Document Type

Article

Publication Title

Rutgers Law Journal

Publication Date

Winter 2003

Abstract

This article is a critique of two competing theories of contract interpretation, the textual approach, focusing exclusively on the parties' words, and the contextual approach, focusing on the circumstances surrounding the contract. Both approaches nominally aim to ascertain and give effect to the parties' original intent, but the means to this same end can differ dramatically. Each approach has strong theoretical and precedential support, and each has merit as an academic theory. An analysis of cases involving options or warrants drafted with missing or incomplete anti-dilution provisions illustrates the shortcomings of both theories. In practice, some courts are applying the principles of contract interpretation in such an inappropriate or incorrect fashion as to render the principles virtually meaningless. In all but one of the cases discussed herein, the courts used principles of contract interpretation to reach results that cannot be justified under the literal terms of such principles, and that do not further the underlying purpose of such principles. Instead, the courts used the principles primarily as a means to achieve some subjective judicial end, with the judge giving lip-service to the principles to justify the desired result. The inconsistent and insupportable results in this area of the law evidence, in a microcosm, the broader problems with judicial interpretation of contracts in general.

Part I of this article examines both the textual and contextual approaches to contract interpretation, analyzing the “plain meaning rule” indicated by the textual approach and the Restatement principles regarding the omission of essential contract terms indicated by the contextual approach.

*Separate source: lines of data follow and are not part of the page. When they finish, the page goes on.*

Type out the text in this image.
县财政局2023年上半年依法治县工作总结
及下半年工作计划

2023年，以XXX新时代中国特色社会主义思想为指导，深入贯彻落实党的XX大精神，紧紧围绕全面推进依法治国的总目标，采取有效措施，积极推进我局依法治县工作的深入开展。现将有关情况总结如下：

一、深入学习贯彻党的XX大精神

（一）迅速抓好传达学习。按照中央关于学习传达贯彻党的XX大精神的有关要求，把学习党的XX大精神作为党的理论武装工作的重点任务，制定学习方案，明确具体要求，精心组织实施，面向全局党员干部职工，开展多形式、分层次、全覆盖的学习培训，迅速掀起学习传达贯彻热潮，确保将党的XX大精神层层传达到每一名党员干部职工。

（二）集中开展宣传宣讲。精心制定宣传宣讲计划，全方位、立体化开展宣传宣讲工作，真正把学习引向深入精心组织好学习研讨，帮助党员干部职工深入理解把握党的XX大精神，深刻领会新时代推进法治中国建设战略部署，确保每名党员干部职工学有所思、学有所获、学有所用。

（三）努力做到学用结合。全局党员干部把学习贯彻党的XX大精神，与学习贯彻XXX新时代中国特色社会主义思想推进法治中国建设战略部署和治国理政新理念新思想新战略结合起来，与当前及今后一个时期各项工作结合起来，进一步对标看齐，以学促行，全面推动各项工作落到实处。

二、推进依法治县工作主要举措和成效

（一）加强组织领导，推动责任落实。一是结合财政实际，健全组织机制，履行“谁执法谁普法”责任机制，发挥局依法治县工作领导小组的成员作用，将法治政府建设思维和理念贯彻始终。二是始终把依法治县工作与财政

Part II is an analysis of various courts' misapplication of the plain meaning rule and the Restatement principles in their respective interpretations of option or warrant agreements that lack, or contain incomplete, anti-dilution provisions. The Part examines six judicial opinions, in five of which the court supplied the missing anti-dilution provision by stretching the principles of contract interpretation beyond the point of reasonableness. The sixth court declined to supply an adjustment provision, but, in so doing, also misapplied the principle of contract interpretation it cited. These unsound decisions may conform to some judicial notion of common sense, but they are not supportable as a matter of stare decisis under the principles of contract interpretation relied on therein.

Part III is an analysis of the New York Court of Appeals decision in Reiss v. Financial Performance Corp. in which the court correctly applied a systematic, contextual approach to contract interpretation. The article concludes that each of the cases analyzed might have been decided differently, had the judge elected to use a different approach to contract interpretation or used the chosen approach correctly. The benefits of a system of stare decisis are compromised by the incorrect application of precedents. This conclusion threatens the stability of our system of freedom of contract and illustrates the need to rein in the inconsistency with which courts interpret all contracts, not just option and warrant agreements.